Pseudarthrose tibio-fibulaire inférieure
IRM
Remaniements séquellaires post-traumatiques du profil antérieur de la syndesmose tibiofibulaire inférieure, avec séquelles d'avulsion osseuse et aspect dysmorphique du profil antérieur de la jonction diaphyso-métaphysaire de la fibula.
Arthropathie tibiofibulaire antérieure sévère avec oedème sous-chondral et intraspongieux.
Probable séquelles anciennes d'une rupture du faisceau antérieur de la syndesmose tibiofibulaire inférieure.
Description
La pseudarthrose de la syndesmose tibio-fibulaire distale désigne l'absence de consolidation anatomique après une lésion traumatique de la syndesmose. Issue principalement d'entorses sévères ou de fractures mal réduites, cette condition conduit à une instabilité chronique de la cheville, associée à des douleurs persistantes et à un risque accru d'arthrose post-traumatique.
Physiopathologie
Mécanismes biomécaniques
La syndesmose joue un rôle crucial dans la stabilité de la mortaise.
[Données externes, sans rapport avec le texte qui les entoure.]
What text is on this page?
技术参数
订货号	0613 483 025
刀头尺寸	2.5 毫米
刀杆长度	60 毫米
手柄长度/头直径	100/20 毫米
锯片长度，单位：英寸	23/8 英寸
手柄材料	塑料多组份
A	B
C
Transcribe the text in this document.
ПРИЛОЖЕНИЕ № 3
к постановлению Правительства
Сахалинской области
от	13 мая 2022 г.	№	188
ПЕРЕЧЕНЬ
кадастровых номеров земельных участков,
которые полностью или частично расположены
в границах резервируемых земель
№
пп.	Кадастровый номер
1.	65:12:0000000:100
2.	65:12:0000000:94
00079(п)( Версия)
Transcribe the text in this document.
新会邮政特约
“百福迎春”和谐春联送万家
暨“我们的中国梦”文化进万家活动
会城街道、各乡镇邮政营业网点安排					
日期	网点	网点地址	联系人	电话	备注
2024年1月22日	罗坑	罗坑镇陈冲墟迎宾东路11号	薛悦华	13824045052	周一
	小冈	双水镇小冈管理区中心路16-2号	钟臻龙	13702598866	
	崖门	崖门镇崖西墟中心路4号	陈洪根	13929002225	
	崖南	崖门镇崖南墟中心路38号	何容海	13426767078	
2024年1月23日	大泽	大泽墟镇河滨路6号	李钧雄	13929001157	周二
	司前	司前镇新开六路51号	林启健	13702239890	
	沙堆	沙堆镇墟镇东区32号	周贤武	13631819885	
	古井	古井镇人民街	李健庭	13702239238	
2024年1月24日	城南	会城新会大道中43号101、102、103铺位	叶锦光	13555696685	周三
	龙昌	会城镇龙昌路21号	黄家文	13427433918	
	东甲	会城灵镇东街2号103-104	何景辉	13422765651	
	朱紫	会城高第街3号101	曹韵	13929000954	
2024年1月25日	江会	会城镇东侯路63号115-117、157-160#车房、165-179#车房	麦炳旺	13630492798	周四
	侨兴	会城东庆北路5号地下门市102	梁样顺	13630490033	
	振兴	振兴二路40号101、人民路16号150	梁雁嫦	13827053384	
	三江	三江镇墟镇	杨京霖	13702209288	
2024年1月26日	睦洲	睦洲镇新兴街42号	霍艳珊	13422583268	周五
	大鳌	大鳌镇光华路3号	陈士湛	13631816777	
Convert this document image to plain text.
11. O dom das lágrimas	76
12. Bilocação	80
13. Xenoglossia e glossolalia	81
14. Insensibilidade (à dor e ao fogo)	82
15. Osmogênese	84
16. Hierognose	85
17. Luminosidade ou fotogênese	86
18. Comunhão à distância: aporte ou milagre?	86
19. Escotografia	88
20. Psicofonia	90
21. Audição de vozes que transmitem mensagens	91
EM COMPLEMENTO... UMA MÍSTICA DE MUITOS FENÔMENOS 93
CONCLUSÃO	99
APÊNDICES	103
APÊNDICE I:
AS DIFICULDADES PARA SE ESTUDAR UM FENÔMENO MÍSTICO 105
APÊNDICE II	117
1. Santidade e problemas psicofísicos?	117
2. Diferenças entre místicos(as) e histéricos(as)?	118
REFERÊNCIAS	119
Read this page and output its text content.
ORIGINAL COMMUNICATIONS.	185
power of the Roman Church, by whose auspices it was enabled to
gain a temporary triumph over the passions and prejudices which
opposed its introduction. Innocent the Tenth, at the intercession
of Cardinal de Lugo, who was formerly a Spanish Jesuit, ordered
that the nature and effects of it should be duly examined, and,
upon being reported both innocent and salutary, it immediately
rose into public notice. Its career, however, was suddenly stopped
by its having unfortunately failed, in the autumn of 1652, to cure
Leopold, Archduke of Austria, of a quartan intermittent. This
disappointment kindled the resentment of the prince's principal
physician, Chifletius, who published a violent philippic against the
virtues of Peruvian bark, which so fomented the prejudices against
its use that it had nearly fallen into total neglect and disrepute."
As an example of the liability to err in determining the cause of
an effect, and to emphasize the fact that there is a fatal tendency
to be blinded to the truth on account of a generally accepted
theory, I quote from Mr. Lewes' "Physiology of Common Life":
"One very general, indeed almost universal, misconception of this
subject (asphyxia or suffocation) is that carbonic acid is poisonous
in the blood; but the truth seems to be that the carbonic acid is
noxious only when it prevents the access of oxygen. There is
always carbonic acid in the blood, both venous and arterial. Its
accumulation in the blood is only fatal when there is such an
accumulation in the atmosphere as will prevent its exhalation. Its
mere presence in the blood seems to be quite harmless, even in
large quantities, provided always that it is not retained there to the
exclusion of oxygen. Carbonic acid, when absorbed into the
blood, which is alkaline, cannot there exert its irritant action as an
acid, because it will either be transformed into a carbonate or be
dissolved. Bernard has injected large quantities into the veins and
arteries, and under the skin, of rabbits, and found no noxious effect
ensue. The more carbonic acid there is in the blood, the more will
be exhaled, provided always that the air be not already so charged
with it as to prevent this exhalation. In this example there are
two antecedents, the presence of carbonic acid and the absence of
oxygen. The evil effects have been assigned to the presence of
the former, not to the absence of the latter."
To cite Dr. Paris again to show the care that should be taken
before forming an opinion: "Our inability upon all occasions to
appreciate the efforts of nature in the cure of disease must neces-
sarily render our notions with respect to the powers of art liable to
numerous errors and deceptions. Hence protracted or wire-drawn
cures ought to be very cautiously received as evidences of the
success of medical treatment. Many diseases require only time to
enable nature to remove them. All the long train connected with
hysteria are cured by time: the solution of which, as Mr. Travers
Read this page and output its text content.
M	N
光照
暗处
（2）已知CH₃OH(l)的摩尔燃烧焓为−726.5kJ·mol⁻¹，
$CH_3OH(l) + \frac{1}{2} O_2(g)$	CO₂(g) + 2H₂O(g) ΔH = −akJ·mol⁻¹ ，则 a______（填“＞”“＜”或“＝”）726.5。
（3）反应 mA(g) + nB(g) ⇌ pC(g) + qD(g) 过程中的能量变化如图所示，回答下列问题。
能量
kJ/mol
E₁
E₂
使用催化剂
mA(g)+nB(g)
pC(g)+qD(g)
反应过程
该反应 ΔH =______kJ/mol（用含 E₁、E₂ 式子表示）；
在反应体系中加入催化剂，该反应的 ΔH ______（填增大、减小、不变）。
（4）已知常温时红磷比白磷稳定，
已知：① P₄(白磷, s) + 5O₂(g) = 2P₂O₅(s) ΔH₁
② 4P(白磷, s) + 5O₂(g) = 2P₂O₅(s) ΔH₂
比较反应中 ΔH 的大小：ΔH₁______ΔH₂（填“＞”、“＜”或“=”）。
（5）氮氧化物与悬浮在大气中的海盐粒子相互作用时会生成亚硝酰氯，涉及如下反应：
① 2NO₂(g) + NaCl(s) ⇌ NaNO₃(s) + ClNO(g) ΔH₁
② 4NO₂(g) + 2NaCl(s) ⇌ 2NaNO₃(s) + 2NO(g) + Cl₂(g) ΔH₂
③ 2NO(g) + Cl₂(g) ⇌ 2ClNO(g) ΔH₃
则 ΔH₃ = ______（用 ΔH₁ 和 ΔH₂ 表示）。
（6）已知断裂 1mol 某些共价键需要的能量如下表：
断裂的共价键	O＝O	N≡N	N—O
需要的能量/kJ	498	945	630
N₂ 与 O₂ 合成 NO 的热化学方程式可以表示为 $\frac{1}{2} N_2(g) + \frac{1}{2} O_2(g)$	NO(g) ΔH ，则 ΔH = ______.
En cas de pseudarthrose, une malréduction ou un élargissement discret de l'espace tibio-fibulaire modifie la répartition des charges sur l'articulation, favorisant un stress excessif sur le cartilage et accélérant la dégénérescence articulaire. Même de légers désalignements (<1 mm) peuvent entraîner une augmentation significative des pressions de contact et contribuer à l'évolution vers l'arthrose.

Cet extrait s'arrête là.